Darpan News Desk The Canadian Press, 01 Jan, 2016 02:27 PM
    VANCOUVER — A woman bitten more than 100 times while protecting her three-year-old nephew from a vicious dog is in critical condition following the second such canine attack to take place in British Columbia within a week.
     
    Officers in Richmond, B.C., responded Wednesday afternoon to multiple reports of a 21-year-old woman covered in blood, fending off a large Rottweiler cross on an outdoor field. Police had previously identified the animal as a Rottweiler-pit bull cross.
     
    "Our officers commented that it was a horrifying sight to bear witness to," said RCMP spokesman Const. Dennis Hwang in a statement.
     
    "We see and love dogs as faithful companions and now they were witnessing a scene from their worst nightmare."
     
    The toddler was unharmed but the boy's mother and a passerby were injured while trying to help out.
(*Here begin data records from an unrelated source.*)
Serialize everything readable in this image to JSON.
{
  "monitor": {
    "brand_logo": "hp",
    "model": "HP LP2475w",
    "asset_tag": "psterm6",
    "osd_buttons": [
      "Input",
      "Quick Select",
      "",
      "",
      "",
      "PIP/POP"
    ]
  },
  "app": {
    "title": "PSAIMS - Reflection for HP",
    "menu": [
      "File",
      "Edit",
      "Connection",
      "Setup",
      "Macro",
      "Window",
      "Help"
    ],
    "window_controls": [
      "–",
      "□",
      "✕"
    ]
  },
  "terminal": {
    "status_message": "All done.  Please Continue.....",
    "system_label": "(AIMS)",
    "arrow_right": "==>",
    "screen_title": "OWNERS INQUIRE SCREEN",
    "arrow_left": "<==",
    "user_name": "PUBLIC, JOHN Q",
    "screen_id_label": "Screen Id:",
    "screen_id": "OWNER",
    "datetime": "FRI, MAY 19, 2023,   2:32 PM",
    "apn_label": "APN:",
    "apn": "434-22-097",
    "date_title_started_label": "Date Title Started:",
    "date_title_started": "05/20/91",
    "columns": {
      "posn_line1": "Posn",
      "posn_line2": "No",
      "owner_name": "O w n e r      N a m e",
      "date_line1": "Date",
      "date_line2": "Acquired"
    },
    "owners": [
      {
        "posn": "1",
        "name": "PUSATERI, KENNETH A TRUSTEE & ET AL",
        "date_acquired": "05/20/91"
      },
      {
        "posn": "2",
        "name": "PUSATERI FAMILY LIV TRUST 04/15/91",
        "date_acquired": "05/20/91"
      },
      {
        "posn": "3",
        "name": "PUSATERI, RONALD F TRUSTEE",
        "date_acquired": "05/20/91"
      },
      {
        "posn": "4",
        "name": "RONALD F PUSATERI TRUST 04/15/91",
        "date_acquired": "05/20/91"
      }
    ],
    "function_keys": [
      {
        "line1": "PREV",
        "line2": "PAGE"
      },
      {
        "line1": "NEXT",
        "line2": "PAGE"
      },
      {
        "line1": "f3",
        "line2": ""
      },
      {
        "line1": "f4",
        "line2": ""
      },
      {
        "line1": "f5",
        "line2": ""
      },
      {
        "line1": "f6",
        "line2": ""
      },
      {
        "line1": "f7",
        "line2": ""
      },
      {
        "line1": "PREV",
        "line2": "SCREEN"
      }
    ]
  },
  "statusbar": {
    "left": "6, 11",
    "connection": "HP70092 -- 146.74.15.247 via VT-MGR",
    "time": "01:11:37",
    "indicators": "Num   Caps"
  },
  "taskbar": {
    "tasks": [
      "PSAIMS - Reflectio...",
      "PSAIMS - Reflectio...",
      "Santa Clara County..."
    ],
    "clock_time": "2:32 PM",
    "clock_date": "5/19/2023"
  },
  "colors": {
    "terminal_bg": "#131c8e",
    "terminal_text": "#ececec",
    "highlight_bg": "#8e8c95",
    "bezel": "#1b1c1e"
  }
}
Both were taken to hospital with laceration injuries but have been released.
     
    "Their drive to protect the boy was incredibly heroic," said Hwang.
     
    The boy's aunt is undergoing surgery after suffering dozens of bites, a broken arm and a detached bicep. Mounties said the dog belongs to her boyfriend.
     
    The canine ran off after being shot at by police but was eventually captured and is being held, uninjured, at a Richmond animal shelter.
     
    Whether the dog will be destroyed is a decision for the shelter and the City of Richmond, said Hwang.
     
    The attack followed a separate Christmas Day mauling in northern B.C.
     
    Two dogs tore into a couple's home in Fort St. John while chasing a cat and turned on Robin Elgie, 66, and his girlfriend, Wendy Lee Baker, 51.
     
    A frantic 911 call drew officers to the home where they found Baker suffering from severe bite wounds and Elgie unresponsive in a chair while the dogs mangled his arms.
     
    "(The officers) tried everything that they could to distract the dogs, to draw their attention away, but they still kept attacking this man," said Tyreman.
     
    "At that point they felt they had no other alternative but to use lethal force."
     
    Officers shot and killed one dog but the other escaped with serious injuries before it was tracked and "humanely put down," Tyreman added.
     
    Elgie is in intensive care at an Edmonton hospital and may lose his left arm as a result of his injuries, but family friend Kim Babcock said he remains in good spirits.
     
    "He's not angry. He just says: 'We're so lucky, we're so lucky. If (Wendy) Lee had been by herself, they could have killed her,'" said Babcock, who owns the Fort St. John contracting company where Elgie is employed.
     
    "He's just, he's an amazing person."
     
    Doctors are waiting to see if blood flow can be restored to Elgie's damaged limbs, she added.
     
    By early Thursday, a GoFundMe campaign launched by Babcock on Wednesday to cover the cost of bringing Baker to Elgie in Edmonton and cleaning and repairing their damaged home passed its $10,000 goal.
     
    Babcock said Baker gave a statement to RCMP on Thursday, while officers traced the dogs to their owner and determined what prompted the attack.